In person, Mr. Whitelaw thinks in complex paragraphs rather than mere sentences and is remarkably uninhibited. It’s more than just his laugh. At one point during an interview, as he was describing testimony in a court case, he suddenly slid off his upholstered chair and sat on the floor, stretching his blue-jeaned legs straight out in front of him.
Born to Quaker farmers in Kansas, Mr. Whitelaw grew up in a Chicago suburb and went to the University of Montana on what he calls “a whim.” He wanted to be a smoke-jumper, a forest-fire fighter, but he wound up majoring in political science, economics, and mathematics. He homed in on economics for his doctorate at the Massachusetts Institute of Technology.
He accepted the job at the University of Oregon because he had always felt a kinship with the Pacific Northwest. As a youngster he read about the Oregon Trail and the Industrial Workers of the World, and scanned The National Geographic for pictures of the forests.

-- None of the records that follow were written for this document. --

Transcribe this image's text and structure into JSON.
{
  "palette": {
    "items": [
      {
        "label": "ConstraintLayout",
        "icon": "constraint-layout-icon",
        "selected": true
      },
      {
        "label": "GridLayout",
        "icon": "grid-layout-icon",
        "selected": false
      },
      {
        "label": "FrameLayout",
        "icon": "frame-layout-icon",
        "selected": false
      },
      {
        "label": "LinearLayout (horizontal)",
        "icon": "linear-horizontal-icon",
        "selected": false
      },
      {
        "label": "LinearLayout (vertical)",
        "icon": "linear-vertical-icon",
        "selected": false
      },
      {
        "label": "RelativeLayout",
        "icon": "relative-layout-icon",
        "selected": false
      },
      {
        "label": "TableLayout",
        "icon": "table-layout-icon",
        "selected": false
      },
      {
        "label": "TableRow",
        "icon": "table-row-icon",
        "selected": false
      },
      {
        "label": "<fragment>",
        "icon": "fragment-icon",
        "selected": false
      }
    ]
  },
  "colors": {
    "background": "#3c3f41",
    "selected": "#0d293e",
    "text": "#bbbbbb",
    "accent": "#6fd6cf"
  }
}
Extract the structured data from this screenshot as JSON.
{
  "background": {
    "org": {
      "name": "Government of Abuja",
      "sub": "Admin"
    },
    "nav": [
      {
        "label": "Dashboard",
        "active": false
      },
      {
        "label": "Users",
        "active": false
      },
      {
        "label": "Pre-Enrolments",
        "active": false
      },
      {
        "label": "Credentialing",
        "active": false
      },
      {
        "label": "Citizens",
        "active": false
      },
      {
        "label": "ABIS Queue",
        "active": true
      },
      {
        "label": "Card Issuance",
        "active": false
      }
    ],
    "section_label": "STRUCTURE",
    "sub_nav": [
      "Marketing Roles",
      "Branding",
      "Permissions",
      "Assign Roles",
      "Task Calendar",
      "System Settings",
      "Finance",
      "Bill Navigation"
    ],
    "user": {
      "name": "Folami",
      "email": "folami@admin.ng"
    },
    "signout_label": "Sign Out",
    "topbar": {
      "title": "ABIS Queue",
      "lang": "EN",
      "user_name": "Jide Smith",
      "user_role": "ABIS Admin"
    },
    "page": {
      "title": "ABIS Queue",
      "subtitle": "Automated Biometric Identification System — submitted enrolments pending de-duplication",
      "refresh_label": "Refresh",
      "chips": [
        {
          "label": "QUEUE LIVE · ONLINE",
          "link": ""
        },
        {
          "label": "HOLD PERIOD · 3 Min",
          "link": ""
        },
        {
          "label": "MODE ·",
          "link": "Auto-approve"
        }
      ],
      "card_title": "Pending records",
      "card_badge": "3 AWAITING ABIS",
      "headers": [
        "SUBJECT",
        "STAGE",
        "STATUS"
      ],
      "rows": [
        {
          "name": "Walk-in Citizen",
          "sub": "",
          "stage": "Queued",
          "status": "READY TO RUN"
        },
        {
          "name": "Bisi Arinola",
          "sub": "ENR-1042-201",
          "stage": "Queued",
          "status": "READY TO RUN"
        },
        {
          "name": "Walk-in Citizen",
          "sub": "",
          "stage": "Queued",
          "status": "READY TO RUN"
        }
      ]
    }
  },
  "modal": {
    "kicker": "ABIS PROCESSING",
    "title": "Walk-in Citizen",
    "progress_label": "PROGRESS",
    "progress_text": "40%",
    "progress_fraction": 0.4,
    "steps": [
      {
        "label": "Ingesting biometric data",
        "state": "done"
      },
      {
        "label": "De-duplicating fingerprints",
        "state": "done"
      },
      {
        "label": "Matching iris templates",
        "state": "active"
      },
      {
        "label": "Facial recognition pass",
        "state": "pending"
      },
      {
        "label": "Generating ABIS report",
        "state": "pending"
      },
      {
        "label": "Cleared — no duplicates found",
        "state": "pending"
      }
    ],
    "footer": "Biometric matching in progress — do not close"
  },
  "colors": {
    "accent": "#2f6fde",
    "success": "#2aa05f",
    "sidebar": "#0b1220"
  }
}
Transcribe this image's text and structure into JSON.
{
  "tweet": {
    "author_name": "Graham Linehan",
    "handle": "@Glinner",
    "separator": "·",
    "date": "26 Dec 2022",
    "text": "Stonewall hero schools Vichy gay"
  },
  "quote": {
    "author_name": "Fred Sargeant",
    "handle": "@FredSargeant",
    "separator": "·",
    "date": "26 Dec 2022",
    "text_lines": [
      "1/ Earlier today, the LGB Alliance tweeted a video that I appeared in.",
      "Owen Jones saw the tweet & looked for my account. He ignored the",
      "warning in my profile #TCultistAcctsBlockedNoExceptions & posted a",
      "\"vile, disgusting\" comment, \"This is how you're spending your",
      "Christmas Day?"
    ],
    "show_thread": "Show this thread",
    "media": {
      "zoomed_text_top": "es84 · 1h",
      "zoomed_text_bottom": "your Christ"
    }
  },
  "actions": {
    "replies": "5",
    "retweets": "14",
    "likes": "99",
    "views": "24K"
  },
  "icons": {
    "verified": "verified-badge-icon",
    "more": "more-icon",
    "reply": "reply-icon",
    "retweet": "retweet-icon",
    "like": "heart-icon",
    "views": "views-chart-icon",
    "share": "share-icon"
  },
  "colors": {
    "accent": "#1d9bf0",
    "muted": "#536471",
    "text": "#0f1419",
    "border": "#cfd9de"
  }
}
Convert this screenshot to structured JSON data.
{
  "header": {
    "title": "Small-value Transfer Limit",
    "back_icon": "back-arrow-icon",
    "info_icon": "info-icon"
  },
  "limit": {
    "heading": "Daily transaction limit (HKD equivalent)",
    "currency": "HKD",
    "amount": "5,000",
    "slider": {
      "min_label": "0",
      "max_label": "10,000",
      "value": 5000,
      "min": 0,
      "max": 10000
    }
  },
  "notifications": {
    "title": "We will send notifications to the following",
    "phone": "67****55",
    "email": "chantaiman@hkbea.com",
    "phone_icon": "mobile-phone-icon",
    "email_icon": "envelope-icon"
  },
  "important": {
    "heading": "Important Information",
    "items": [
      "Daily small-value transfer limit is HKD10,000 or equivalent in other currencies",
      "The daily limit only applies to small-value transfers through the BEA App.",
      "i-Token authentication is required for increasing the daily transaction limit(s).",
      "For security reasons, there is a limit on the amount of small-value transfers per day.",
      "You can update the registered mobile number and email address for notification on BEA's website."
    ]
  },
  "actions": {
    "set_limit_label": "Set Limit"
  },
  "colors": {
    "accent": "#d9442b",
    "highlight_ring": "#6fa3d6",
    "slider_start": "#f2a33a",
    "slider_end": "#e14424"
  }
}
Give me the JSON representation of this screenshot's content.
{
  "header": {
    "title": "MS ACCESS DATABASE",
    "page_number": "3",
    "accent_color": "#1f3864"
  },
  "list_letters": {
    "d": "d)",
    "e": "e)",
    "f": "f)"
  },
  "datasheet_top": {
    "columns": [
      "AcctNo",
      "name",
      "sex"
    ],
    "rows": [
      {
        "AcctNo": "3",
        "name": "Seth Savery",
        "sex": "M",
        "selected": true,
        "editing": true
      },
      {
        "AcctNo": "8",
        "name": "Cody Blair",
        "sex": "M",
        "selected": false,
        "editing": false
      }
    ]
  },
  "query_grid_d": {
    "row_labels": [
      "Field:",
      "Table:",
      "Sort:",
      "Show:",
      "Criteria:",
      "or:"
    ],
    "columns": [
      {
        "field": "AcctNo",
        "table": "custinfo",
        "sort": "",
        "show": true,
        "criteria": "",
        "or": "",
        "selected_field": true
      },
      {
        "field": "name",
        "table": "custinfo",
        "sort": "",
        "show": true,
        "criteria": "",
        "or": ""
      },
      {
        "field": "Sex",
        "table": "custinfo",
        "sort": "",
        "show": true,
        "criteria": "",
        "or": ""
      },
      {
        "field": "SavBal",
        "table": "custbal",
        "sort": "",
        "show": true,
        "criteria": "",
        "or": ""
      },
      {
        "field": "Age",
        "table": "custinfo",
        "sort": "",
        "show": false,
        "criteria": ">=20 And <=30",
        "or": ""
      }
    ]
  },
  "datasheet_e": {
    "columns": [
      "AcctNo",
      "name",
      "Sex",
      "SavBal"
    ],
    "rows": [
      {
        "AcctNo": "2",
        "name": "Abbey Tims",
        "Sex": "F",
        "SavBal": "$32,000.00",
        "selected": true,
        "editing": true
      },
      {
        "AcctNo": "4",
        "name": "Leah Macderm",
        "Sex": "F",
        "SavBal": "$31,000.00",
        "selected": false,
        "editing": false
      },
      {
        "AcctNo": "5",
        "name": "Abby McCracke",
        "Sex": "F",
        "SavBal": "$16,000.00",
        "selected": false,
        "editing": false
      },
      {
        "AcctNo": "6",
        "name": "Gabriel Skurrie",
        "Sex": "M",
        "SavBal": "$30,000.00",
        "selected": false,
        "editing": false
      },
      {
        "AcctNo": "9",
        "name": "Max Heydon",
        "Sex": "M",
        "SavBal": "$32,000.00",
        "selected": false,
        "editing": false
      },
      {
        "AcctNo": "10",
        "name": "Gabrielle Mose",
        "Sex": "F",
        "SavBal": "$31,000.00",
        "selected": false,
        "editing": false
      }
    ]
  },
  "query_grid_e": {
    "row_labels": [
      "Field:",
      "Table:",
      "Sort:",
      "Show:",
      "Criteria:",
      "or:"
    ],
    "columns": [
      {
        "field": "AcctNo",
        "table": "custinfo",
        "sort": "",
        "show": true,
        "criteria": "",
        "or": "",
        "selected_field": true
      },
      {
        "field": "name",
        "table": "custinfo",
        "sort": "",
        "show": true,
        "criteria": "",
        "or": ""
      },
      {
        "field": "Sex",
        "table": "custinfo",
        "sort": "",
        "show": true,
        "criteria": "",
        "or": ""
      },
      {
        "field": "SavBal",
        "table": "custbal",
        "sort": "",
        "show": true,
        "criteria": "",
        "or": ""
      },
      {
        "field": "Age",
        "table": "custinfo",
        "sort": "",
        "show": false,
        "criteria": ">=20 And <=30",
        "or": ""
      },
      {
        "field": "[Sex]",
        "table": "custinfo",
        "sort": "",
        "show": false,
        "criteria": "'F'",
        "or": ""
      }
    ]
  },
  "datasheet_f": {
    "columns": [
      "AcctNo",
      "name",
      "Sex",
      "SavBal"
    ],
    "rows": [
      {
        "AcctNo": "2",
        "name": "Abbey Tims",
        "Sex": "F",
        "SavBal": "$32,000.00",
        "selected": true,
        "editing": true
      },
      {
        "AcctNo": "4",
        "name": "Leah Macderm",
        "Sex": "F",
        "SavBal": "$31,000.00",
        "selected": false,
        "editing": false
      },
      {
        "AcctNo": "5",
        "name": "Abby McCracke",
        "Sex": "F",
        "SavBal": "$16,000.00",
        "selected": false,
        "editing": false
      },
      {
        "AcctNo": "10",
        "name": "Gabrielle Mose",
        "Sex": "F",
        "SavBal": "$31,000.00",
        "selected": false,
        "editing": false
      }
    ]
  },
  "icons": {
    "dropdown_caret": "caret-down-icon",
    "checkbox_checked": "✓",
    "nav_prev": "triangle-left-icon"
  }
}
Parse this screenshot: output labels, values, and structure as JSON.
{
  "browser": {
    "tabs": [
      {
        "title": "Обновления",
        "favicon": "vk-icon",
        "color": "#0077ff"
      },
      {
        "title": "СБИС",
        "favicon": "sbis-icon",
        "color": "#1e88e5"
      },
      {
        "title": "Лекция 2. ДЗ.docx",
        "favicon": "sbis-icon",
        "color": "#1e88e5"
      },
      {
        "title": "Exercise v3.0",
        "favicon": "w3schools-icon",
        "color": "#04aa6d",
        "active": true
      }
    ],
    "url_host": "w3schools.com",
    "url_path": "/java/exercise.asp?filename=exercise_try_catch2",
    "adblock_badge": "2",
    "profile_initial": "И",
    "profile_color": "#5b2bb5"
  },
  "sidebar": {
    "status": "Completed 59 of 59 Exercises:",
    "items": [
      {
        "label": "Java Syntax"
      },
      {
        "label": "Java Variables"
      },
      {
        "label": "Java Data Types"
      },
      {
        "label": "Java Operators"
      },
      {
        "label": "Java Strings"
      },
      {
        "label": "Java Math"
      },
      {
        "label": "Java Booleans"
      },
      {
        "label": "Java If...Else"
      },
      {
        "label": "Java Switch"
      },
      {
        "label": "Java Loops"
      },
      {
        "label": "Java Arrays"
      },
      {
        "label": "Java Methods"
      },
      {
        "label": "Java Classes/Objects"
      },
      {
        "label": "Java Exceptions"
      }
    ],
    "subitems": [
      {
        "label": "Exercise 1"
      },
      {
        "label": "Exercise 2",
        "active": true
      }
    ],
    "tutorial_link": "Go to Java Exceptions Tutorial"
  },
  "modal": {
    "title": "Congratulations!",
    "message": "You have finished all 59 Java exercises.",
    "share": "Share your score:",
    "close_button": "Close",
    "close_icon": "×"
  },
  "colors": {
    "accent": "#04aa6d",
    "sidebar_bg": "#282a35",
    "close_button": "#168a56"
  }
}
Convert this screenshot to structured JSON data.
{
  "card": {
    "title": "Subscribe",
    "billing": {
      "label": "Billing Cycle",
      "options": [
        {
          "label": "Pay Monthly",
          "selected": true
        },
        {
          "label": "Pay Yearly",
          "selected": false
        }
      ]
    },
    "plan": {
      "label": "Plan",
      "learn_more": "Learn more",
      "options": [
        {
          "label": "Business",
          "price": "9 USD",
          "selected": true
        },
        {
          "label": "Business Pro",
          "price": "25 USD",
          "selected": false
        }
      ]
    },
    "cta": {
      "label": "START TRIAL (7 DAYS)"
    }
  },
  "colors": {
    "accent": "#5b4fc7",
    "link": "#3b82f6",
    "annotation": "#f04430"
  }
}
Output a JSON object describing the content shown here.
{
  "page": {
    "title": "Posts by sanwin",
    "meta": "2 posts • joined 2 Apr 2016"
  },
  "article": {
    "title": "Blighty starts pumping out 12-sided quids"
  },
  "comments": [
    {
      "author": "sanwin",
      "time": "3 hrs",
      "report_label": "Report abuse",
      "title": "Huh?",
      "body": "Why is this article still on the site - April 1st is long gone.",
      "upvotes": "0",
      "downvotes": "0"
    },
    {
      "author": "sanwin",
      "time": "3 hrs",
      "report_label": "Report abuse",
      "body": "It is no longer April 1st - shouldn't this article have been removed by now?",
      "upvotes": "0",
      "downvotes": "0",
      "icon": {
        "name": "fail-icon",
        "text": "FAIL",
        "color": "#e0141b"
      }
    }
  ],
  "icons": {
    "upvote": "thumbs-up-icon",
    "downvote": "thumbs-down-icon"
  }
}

In addition to teaching courses at Oregon, including economics of the Northwest, Mr. Whitelaw owns a consulting firm, ECO Northwest, whose clients have included the Seattle Audubon Society and the Sierra Club Legal Defense Fund.
Mr. Whitelaw says that representing environmental groups does not compromise the integrity of his analyses because he often gets peers from academe to review and criticize his arguments. He adds that his client list also includes businesses and governments that want him to analyze the environmental impact of their policies.
Mr. Whitelaw says that while he loves the forest, he doesn’t consider himself an environmentalist. His work has been a professional reaction to the decline he saw in timber’s economic role in the state.
“Despite what the timber industry may think of me, I don’t love the owl -- though I now have seen one,” he says.
While Mr. Whitelaw lives with the “assassin” reproof, he also enjoys the support of editorial writers and public speakers who pick up his ideas and images. One recent sign of affirmation was a decision by a Eugene hotel to change its lobby art from a picture of lumber saws to a mural of a forest. To a man who knows the power of images, it was a powerful sign of change.